5. The digital evidence collection method of claim 4, wherein the notarization agent transfers the encrypted evidence data to the evidence collection device, generates secondary hash values for the primary hash values, creates a signature value for the secondary hash values, and stores the signature value.

6. The digital evidence collection method of claim 1, wherein:

the evidence collection target system partitions the evidence data into data blocks of preset size and transmits the data blocks to the notarization agent, and

the notarization agent encrypts the data blocks, transmits the encrypted data blocks to the evidence collection device, generates primary hash values for the encrypted data blocks, and stores the primary hash values.

7. The digital evidence collection method of claim 6, wherein the notarization agent transfers the encrypted evidence data to the evidence collection device, generates secondary hash values for the primary hash values, creates a signature value for the secondary hash values, and stores the signature value.

8. The digital evidence collection method of claim 1, further comprising, before sending the evidence collection request message requesting permission of evidence collection, performing authentication between the evidence collection device, the notarization agent, and the notarization server.

9. A notarization agent, comprising:

an authentication unit for performing authentication via comparison with authentication values of an evidence collection device and a notarization server;

an evidence collection request unit for generating an evidence collection request message requesting permission of collection of evidence data; and

an evidence collection unit for collecting evidence data from an evidence collection target system and encrypting the evidence data.

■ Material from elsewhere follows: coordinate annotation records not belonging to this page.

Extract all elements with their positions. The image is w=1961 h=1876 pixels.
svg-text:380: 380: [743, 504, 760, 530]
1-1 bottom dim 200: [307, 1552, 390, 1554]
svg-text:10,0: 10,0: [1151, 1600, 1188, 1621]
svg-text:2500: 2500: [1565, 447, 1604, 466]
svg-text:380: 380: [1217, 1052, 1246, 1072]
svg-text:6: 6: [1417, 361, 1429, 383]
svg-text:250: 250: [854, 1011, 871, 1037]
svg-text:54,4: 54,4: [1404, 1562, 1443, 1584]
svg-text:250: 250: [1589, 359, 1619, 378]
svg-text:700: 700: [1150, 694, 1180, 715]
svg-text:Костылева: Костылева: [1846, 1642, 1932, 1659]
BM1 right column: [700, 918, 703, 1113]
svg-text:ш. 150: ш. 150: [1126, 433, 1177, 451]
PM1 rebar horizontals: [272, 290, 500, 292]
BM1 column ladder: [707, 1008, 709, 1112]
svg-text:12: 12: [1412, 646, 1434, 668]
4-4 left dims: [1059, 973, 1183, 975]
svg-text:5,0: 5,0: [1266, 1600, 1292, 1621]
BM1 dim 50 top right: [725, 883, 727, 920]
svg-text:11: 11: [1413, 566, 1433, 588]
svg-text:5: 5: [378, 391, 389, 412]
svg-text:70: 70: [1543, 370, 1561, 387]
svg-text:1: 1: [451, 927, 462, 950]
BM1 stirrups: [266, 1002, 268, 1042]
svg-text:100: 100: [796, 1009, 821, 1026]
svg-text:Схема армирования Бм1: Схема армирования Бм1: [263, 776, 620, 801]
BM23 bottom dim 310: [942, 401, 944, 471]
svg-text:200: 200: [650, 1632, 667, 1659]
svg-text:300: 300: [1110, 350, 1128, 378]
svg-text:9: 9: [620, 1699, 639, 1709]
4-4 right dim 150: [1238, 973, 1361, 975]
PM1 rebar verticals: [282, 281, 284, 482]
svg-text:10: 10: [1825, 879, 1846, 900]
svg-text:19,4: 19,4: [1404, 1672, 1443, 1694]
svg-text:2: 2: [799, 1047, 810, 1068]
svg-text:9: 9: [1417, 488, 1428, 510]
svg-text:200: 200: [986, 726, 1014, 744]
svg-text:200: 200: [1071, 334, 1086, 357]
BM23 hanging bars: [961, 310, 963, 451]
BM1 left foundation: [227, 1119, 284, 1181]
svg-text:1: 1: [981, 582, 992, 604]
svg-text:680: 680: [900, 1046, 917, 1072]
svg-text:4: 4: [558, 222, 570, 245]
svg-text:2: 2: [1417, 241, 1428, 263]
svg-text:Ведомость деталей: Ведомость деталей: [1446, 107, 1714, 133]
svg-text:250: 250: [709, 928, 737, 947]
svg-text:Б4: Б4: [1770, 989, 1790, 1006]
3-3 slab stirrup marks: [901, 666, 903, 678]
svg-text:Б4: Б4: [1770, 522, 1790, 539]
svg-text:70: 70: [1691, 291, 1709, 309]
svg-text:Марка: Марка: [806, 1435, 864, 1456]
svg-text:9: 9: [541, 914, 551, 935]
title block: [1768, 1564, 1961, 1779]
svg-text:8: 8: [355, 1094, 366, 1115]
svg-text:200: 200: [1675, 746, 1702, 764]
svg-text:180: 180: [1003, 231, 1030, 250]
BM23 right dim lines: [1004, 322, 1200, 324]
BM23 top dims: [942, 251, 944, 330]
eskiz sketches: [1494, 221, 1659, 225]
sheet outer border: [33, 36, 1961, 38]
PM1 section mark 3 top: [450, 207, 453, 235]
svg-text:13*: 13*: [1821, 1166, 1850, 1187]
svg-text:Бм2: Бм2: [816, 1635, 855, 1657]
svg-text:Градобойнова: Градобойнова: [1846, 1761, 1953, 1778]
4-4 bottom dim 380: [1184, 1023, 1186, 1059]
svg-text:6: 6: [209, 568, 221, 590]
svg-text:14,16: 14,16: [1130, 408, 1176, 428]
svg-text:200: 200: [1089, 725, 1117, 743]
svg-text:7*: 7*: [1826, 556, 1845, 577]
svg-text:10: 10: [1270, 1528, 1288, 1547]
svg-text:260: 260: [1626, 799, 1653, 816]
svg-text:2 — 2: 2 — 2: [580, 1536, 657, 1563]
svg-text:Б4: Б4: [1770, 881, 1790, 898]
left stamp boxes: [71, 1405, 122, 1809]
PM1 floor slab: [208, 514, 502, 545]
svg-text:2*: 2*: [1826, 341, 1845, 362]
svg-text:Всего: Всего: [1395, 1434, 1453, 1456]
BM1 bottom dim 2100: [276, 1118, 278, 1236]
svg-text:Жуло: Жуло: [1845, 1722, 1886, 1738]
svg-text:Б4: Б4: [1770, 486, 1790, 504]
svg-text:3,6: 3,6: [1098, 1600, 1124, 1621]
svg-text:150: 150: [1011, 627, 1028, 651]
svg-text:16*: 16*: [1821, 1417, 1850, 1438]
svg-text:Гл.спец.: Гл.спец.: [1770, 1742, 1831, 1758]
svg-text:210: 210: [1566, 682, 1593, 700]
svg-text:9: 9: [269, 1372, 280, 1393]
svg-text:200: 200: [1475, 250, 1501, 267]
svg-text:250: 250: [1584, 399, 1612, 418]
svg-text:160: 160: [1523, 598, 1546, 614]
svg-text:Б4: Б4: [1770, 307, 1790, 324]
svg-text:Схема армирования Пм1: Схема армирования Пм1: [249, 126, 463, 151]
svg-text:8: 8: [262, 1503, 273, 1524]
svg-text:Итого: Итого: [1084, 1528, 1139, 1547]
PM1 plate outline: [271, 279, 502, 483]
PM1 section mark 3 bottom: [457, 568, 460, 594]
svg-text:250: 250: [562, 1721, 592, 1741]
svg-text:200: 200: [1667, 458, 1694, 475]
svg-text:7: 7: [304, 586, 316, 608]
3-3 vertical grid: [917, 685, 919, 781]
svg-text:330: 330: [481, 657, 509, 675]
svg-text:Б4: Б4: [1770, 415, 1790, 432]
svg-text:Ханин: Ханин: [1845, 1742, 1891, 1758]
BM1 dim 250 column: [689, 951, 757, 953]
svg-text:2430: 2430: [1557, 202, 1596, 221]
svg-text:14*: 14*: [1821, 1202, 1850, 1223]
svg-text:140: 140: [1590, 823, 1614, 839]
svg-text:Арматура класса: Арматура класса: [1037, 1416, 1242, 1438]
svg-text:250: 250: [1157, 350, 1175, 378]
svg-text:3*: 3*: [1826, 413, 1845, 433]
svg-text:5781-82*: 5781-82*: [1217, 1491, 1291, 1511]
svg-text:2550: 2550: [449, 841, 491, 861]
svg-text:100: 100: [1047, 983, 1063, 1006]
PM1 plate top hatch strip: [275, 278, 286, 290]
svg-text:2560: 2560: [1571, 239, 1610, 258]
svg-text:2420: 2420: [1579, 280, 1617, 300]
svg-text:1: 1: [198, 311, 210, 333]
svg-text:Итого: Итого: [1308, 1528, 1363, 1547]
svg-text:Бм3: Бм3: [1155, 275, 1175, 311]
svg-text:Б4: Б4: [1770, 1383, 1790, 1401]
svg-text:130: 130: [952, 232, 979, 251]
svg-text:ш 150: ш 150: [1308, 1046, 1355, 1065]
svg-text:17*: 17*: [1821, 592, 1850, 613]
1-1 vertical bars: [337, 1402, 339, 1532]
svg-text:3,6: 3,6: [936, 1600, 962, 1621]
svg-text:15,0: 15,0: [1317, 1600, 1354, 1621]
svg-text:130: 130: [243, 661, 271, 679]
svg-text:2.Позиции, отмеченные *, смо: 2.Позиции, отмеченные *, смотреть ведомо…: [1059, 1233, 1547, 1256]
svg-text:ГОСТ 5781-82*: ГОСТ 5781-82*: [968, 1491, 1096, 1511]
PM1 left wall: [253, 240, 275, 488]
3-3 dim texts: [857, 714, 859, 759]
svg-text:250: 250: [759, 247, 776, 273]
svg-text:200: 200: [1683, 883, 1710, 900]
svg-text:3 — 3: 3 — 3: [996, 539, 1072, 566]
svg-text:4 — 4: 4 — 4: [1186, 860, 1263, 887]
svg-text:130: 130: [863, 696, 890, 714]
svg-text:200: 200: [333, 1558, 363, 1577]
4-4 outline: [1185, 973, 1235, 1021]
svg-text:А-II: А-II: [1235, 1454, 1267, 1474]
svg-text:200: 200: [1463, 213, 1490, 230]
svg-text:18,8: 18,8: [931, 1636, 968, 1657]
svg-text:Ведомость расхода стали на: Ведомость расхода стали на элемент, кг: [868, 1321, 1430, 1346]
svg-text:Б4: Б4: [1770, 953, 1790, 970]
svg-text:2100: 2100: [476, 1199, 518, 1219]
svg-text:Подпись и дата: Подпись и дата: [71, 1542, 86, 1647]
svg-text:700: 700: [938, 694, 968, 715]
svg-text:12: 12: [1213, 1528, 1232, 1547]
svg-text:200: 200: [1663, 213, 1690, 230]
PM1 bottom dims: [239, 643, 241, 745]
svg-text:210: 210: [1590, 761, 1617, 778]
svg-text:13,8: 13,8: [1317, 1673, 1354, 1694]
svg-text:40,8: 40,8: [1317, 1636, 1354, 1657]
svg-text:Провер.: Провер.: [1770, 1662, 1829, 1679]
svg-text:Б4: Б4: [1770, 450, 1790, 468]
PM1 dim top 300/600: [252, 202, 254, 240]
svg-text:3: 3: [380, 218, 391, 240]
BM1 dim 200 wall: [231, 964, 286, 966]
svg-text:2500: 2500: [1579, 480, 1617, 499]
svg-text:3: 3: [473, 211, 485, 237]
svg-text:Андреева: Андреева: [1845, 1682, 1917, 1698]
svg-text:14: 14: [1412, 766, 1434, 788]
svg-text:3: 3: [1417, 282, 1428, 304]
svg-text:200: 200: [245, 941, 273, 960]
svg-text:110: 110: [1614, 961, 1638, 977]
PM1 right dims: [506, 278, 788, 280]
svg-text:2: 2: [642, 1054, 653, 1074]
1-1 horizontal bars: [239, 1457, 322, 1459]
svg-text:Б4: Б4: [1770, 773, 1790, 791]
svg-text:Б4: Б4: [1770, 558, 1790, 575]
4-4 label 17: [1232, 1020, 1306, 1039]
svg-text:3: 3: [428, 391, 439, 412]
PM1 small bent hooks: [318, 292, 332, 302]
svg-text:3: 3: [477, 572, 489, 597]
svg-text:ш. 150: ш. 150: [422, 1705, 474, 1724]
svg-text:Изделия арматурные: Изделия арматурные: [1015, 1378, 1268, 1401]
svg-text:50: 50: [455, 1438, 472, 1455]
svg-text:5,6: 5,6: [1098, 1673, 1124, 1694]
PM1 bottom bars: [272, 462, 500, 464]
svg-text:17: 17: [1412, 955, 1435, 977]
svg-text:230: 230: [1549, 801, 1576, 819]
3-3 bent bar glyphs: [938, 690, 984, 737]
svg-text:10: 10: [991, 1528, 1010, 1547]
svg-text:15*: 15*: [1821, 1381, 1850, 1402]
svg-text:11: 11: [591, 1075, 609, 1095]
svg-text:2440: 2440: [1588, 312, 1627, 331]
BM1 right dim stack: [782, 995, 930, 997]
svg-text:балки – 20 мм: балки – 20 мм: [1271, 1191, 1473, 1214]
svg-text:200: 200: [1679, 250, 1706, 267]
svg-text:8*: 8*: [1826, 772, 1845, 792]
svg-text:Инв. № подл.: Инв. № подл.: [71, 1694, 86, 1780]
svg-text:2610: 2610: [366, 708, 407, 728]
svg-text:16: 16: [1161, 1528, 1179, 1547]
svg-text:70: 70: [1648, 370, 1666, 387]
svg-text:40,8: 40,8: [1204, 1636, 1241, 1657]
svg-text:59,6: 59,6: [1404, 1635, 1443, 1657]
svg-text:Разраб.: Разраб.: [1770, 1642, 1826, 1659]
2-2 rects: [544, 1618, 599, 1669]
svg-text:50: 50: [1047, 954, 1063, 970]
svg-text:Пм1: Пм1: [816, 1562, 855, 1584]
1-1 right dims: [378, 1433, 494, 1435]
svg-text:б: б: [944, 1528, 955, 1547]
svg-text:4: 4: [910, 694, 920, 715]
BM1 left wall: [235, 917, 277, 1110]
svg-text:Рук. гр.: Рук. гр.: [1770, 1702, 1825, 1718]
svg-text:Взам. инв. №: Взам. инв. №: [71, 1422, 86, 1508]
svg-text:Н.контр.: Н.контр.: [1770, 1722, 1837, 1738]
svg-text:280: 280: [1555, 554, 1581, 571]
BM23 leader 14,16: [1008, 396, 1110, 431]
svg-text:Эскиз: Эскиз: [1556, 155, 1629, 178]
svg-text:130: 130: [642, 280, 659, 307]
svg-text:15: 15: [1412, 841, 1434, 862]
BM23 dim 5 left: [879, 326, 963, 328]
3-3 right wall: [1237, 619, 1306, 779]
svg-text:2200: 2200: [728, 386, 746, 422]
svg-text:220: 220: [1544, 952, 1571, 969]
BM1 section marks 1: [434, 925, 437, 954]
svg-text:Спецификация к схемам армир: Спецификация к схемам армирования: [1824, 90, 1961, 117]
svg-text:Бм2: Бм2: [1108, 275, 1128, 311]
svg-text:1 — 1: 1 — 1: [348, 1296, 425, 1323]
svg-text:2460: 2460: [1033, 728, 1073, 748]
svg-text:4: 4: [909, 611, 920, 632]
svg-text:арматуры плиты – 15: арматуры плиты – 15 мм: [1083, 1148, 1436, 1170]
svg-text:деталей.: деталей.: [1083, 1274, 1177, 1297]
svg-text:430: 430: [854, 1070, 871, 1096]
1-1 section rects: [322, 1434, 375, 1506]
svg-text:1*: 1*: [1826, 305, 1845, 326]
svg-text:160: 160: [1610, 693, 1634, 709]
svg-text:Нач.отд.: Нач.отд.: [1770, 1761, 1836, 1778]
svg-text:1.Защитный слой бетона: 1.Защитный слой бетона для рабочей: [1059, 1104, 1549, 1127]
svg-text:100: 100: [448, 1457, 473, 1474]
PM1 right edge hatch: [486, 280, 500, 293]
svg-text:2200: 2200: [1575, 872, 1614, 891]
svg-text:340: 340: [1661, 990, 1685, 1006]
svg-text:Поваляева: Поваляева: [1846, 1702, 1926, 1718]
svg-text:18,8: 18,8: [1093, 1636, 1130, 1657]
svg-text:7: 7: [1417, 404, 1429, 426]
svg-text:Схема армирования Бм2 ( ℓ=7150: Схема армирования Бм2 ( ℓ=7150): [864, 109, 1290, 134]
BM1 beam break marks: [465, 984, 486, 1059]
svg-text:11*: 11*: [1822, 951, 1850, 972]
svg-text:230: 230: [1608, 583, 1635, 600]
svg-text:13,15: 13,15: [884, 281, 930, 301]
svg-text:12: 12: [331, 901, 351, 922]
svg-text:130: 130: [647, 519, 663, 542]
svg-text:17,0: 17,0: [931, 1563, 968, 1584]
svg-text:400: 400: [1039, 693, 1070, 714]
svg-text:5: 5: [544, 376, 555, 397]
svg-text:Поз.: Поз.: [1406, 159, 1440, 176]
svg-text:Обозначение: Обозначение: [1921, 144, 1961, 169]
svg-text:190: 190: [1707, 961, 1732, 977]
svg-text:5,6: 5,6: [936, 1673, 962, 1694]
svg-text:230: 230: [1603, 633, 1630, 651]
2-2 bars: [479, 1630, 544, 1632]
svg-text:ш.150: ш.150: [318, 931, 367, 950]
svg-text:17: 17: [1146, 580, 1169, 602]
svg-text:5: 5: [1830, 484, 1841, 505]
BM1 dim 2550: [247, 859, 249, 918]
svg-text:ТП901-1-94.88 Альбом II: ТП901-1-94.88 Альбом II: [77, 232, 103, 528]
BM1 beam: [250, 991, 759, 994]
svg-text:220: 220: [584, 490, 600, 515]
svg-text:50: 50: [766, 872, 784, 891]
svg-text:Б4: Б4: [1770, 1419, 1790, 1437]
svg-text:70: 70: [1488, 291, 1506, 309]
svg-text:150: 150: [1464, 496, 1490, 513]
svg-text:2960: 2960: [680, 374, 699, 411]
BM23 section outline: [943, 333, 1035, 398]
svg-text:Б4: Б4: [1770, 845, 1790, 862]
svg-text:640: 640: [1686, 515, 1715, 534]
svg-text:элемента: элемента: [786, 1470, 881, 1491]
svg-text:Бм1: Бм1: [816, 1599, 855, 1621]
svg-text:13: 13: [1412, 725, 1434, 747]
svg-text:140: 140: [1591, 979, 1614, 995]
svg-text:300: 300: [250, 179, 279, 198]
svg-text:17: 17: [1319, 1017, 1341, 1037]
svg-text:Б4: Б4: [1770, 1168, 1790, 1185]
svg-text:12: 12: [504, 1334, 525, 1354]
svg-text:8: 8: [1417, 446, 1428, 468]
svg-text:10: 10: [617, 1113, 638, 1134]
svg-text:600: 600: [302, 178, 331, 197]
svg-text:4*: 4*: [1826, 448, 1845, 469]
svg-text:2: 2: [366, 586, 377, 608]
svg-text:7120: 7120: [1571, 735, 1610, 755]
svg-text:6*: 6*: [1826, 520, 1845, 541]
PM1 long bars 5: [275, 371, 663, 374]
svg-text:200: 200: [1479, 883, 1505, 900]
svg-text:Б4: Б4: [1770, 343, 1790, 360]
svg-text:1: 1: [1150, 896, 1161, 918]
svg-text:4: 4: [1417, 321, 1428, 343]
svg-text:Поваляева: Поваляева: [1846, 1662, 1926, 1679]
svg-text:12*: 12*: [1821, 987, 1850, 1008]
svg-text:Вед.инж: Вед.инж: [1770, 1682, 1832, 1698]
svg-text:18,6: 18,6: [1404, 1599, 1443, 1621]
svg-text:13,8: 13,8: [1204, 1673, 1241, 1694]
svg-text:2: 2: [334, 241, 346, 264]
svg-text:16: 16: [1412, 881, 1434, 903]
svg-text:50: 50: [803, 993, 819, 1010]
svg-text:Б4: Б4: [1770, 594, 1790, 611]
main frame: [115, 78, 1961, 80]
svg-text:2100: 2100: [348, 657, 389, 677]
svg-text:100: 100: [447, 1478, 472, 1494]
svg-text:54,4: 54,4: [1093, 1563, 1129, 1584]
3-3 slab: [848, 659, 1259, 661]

10. The notarization agent of claim 9, wherein:

the evidence collection request message includes unique collection information of the evidence data, and

the evidence collection unit receives a random key for the unique collection information from the notarization server, and encrypts the evidence data using the random key.

11. The notarization agent of claim 10, wherein the evidence collection unit partitions the evidence data into data blocks of preset size, collects the data blocks, generates primary hash values for the data blocks, and stores the primary hash values.

12. The notarization agent of claim 11, wherein the evidence collection unit transfers the encrypted evidence data to the evidence collection device, generates secondary hash values for the primary hash values, creates a signature value for the secondary hash values, and stores the signature value.

13. The notarization agent of claim 11, wherein the evidence collection unit encrypts the data blocks, transmits encrypted data blocks to the evidence collection device, generates primary hash values for the encrypted data blocks, and stores the primary hash values.

14. The notarization agent of claim 13, wherein the evidence collection unit transfers the encrypted evidence data to the evidence collection device, generates secondary hash values for the primary hash values, creates a signature value for the secondary hash values, and stores the signature value.

15. The notarization agent of claim 9, further comprising a security key storage unit for storing a private key required to generate an authentication value,

wherein the authentication unit generates the authentication value using the private key, compares the authentication value with an authentication value of the notarization server or the evidence collection device, and then performs authentication.

16. A digital evidence analysis method, comprising:

requesting, by an analysis system, analysis target data from an evidence collection device;

transmitting, by the evidence collection device, unique collection information, a signature value, and encrypted evidence data to the analysis system;

transferring, by the analysis system, the unique collection information to a notarization server;

transferring, by the notarization sever, a random key corresponding to the unique collection information to the analysis system;

decrypting, by the analysis system, the encrypted evidence data using the random key; and

verifying, by the analysis system, integrity of decrypted evidence data using the signature value.